Wonderful — a surprise pregnancy at 49! Even more wonderful that he's been such great company. I also think that it would be wonderful, in so many ways, never to think of yourself as retiring, depending on the rhythm of the jobs you get and how much you enjoy them when you get them., The anxiety over waiting for them, not so great, obviously. Sounds as if there are many shifts ahead for you, but it also sounds as if you're used to a fairly dynamic life and have some coping skills and good attitude well in hand. As for the home-owning, I get that, although I'm still enjoying our space, our garden. . .
Retirement is looking better every day, but this is after a day of marking not-so-great graduate papers. I'd love to travel when I want to and not have a set schedule, but on the other hand, I will so miss the class discussions and office hours full of questions. If I had a grandchild or two…..
Lynn
Interesting, I sometimes wonder if I'd be happier in an institution that had grad students, but I suspect I might be idealizing the quality of their work, their interactions. Still, you'd have to do term after term after term of 1st-year composition courses to feel some serious demoralization 😉 (at the same time, I do love their dear young, mostly non-reading selves!)

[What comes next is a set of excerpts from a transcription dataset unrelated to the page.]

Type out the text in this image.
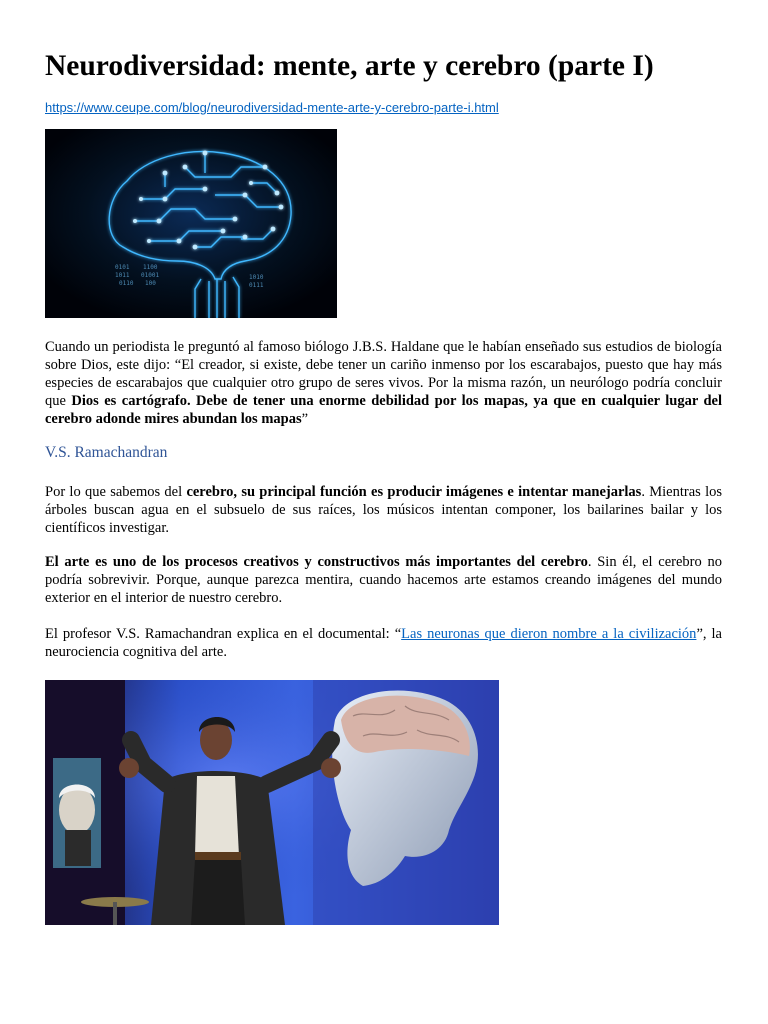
Neurodiversidad: mente, arte y cerebro (parte I)
https://www.ceupe.com/blog/neurodiversidad-mente-arte-y-cerebro-parte-i.html
0101
1011
0110
1100
01001
100
1010
0111

Cuando un periodista le preguntó al famoso biólogo J.B.S. Haldane que le habían enseñado sus estudios de biología sobre Dios, este dijo: “El creador, si existe, debe tener un cariño inmenso por los escarabajos, puesto que hay más especies de escarabajos que cualquier otro grupo de seres vivos. Por la misma razón, un neurólogo podría concluir que Dios es cartógrafo. Debe de tener una enorme debilidad por los mapas, ya que en cualquier lugar del cerebro adonde mires abundan los mapas”

V.S. Ramachandran

Por lo que sabemos del cerebro, su principal función es producir imágenes e intentar manejarlas. Mientras los árboles buscan agua en el subsuelo de sus raíces, los músicos intentan componer, los bailarines bailar y los científicos investigar.

El arte es uno de los procesos creativos y constructivos más importantes del cerebro. Sin él, el cerebro no podría sobrevivir. Porque, aunque parezca mentira, cuando hacemos arte estamos creando imágenes del mundo exterior en el interior de nuestro cerebro.

El profesor V.S. Ramachandran explica en el documental: “Las neuronas que dieron nombre a la civilización”, la neurociencia cognitiva del arte.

So much of it is the schedule, isn't it?! We don't get a credible break between mid-August and late April (and any break taken May or June has to be bargained for). A week at Christmas, after the crush of marking and before the frantic prep for next term just doesn't count, especially as it's impossible to travel in. That flexibility in scheduling is probably my single biggest reason for leaving. . . .I'm definitely going to miss the class discussions, so much . . . .what a privilege these are, really!
I had a whole year after I stopped work when I planned nothing and I look back on that as a golden time! I walked a long distance path for a couple of weeks. I cooked, visited friends and family, gardened and read and wrote. This last couple of years, especially the last twelve months since my mother died and my father's deterioration has accelerated, have been very taken with the care of others in a way I had never envisaged. I am glad to be able to do it but it is not what I expected or planned for. But as only my dad remains of the three parents we had between us when I left work it is his turn now for much of my time. And still I go to yoga and walk and spend time with my children and grandchildren. For the time being some of the other more creative endeavours have been put aside but they will have their day. I loved seeing your photographs. What a beautiful place you live in and what a good eye for composition you have!
I wonder what the next few years will be like. Our parents will all be gone, but Iwe'll have five little ones to help out with occasionally. I can see, increasingly, though, that I want to try to preserve that first year, if at all possible, for as much freedom from obligation as I can manage — who knows when that will ever be available again in the time I have left. . . .Mind you, you seem to have found and created much richness for yourself even in the midst of all those obligations. I wonder if the reserve you banked in that first year was a big help.